Прошла только половина срока ее ученичества — половина! Впереди еще девятнадцать месяцев до того, как договор, связавший их, истечет. Девятнадцать месяцев до того, как он может надеяться распрощаться с ней навсегда.
Он обещал ей, что договор их будет длиться столько, сколько предусматривает обычай. Он загнал себя в ловушку.
«Забавно. Наверное, она чувствует себя так же», — подло вставил внутренний голос.
Остаток вечера он провел, пытаясь убедить себя, что ему нет ровно никакого дела до того, как она себя чувствует.
* * *
22 декабря, 2004
Он, как всегда, проснулся раньше нее, и был этому рад: он мог отодвинуться от ее теплого тела на свою половину кровати, так что она даже не узнает, что он все еще прижимается к ней всем телом, обнимая за талию и просунув колено между ее колен. Он никогда не засыпал подобным образом, но стоило ему открыть глаза, и он видел перед собой копну ее непослушных волос.
Что она сделала с ним?
Его отец, в те редкие минуты, когда в нем просыпались родительские чувства, напутствовал сына перед первым годом обучения в Хогвартсе так: «Не поставь меня в неловкое положение. Не смей даже позволить этой шляпе распределить тебя на иной факультет, кроме Слизерина.
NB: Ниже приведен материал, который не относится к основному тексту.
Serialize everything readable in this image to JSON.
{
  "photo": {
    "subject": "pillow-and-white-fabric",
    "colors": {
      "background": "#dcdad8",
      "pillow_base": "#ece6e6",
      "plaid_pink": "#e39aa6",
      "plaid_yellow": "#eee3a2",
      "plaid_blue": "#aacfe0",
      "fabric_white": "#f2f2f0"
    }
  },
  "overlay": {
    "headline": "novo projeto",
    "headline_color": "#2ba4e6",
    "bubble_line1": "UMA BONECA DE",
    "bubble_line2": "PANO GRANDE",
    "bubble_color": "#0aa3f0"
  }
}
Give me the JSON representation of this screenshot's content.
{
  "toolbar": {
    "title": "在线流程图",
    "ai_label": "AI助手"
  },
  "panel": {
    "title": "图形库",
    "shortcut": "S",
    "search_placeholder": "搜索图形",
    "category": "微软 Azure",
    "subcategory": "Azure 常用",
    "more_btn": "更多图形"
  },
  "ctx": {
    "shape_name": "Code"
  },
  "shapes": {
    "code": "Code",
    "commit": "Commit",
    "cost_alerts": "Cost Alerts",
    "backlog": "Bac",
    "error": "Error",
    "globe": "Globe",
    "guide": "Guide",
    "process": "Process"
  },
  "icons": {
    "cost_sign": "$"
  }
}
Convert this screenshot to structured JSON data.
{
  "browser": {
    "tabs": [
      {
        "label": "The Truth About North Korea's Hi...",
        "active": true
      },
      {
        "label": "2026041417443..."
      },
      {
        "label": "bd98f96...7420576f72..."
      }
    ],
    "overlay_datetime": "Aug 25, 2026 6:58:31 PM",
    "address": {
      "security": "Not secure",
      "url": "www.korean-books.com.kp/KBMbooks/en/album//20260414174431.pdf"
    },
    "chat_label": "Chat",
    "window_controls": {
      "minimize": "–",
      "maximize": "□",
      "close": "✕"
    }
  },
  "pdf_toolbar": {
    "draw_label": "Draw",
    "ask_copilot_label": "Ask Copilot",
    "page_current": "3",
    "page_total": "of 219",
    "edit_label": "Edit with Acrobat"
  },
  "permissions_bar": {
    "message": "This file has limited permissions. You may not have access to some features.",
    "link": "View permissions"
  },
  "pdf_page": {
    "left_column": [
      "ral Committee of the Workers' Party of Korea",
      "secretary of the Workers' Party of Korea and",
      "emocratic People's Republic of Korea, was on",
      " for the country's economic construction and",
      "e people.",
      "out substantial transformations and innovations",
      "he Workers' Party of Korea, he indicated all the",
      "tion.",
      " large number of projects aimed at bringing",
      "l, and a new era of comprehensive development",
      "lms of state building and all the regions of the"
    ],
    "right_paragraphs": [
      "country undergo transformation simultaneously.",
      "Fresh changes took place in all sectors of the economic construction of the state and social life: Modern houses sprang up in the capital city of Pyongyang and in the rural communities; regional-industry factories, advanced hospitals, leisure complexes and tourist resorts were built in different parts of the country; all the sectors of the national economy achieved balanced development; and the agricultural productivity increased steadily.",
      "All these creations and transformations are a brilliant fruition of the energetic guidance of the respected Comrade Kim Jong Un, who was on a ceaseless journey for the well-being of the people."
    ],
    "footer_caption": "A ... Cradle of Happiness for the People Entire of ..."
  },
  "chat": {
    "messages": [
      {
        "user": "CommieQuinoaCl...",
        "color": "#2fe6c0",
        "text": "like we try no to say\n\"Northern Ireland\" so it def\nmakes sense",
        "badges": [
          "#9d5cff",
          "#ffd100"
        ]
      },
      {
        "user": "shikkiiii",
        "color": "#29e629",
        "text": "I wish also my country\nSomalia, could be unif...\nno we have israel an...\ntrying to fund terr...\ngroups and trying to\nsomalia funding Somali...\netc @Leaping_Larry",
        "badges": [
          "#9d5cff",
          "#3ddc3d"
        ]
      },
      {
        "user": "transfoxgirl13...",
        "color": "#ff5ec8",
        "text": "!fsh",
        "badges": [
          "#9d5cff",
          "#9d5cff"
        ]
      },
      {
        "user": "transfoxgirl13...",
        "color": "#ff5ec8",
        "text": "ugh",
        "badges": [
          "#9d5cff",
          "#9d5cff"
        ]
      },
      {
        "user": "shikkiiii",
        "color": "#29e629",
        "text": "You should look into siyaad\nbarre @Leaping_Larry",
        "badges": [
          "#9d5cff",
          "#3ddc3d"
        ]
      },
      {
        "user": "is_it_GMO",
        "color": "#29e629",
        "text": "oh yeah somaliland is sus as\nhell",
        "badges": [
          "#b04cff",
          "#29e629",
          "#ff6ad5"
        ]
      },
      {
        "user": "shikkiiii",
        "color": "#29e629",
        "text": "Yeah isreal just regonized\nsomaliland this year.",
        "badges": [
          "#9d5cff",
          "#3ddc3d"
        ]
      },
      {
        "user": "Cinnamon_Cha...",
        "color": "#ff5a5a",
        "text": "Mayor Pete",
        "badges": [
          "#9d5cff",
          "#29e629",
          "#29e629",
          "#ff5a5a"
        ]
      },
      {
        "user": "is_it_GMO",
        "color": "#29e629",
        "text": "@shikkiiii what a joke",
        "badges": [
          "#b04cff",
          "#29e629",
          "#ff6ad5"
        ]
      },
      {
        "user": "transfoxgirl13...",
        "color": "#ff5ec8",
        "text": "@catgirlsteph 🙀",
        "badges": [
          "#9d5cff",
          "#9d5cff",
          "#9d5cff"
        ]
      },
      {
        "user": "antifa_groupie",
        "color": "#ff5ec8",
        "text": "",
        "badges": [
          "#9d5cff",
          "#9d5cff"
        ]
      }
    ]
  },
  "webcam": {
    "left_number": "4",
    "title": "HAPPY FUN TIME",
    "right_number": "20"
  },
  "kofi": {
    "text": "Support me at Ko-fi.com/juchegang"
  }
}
Не связывайся с грязнокровками или предателями крови. Не дай своим врагам выжить после первого твоего проклятия. Не шли сов с просьбой о карманных деньгах: ты не получишь ничего. И не совершай чудовищной ошибки: не влюбляйся, мальчик. Любовь делает волшебников слабыми. Любовь хороша для дураков».
Даже когда ему было одиннадцать, Снейп знал, что кое-какие из мнений его отца ничего не стоили (а позже на своей шкуре узнал цену остальным), поэтому у него, возможно, и было бы искушение проигнорировать этот совет о любви, если бы не наглядный пример матери. Лира Блэк вышла замуж за Александра Снейпа, повинуясь только своим чувствам, — ни о деньгах, ни об упрочении положения ее семьи не было и речи — и в результате она оказалась совершенно беспомощной.
Теперь, спустя тридцать три года, став человеком, чей опыт только подтвердил подобное суждение о любви, он лежал, опершись на локоть, и рассматривал Гермиону Грейнджер в почти полной темноте. Спутанная прядь непослушных волос упала ей на переносицу. Бездумно он протянул руку и заправил прядь девушке за ухо. Она глубоко вздохнула, и легкая улыбка заиграла на ее губах, и какая-то… дрожь пронзила его руку от самых кончиков пальцев, едва касавшихся ее кожи.
Что она сделала с ним?
Ему не стоило забывать, что лучшее — враг хорошего. Ее третье обращение по поводу ученичества стало бы последним: еще день-два — и она стала бы уже слишком взрослой, чтобы поступать в подмастерья, и никогда больше не побеспокоила бы его. «Убирайтесь, мисс Грейнджер. Бегите ради вашего же блага». Да, так ему и следовало поступить.
Утомительная, тяжелая работа была бы для нее пустой тратой времени, ведь если бы она не была такой дурочкой и не продолжала бы докучать ему, то могла бы уже — ко времени своей третьей попытки — стать мастером зелий сама по себе. (Он не знал, почему она была такой безрассудно упрямой, хотя и полагал, что это — часть грандиозного плана по превращению его жизни в мучение.) В какой-то степени ее поведение изрядно его раздражало: суть его профессии предполагала, что пустая трата чего бы то ни было была ему принципиально отвратительна.
И, к слову, ему было достаточно известно о жизнях, потраченных впустую.
«То, что сказал я, власть тебе даёт над всей земною жизнию моею…»
Но теперь это безотрадное воспоминание наводило на мысль о двух ошибках, а не одной. Очевидно, он был еще более пустоголовым, чем студенты, которых он в этом обвинял.
Он мог бы предложить ей стандартный договор, по которому тяжелая работа была единственной платой. Мог бы свалить на нее младшие курсы. Мог бы заставить ее каталогизировать тысячи компонентов для зелий и проверять недостающие бутылочки. Мог бы потребовать, чтобы она вручную убирала складское помещение. Мог бы приказать ассистировать в проведении его экспериментов, а не наоборот. Да, он мог бы поступить именно так.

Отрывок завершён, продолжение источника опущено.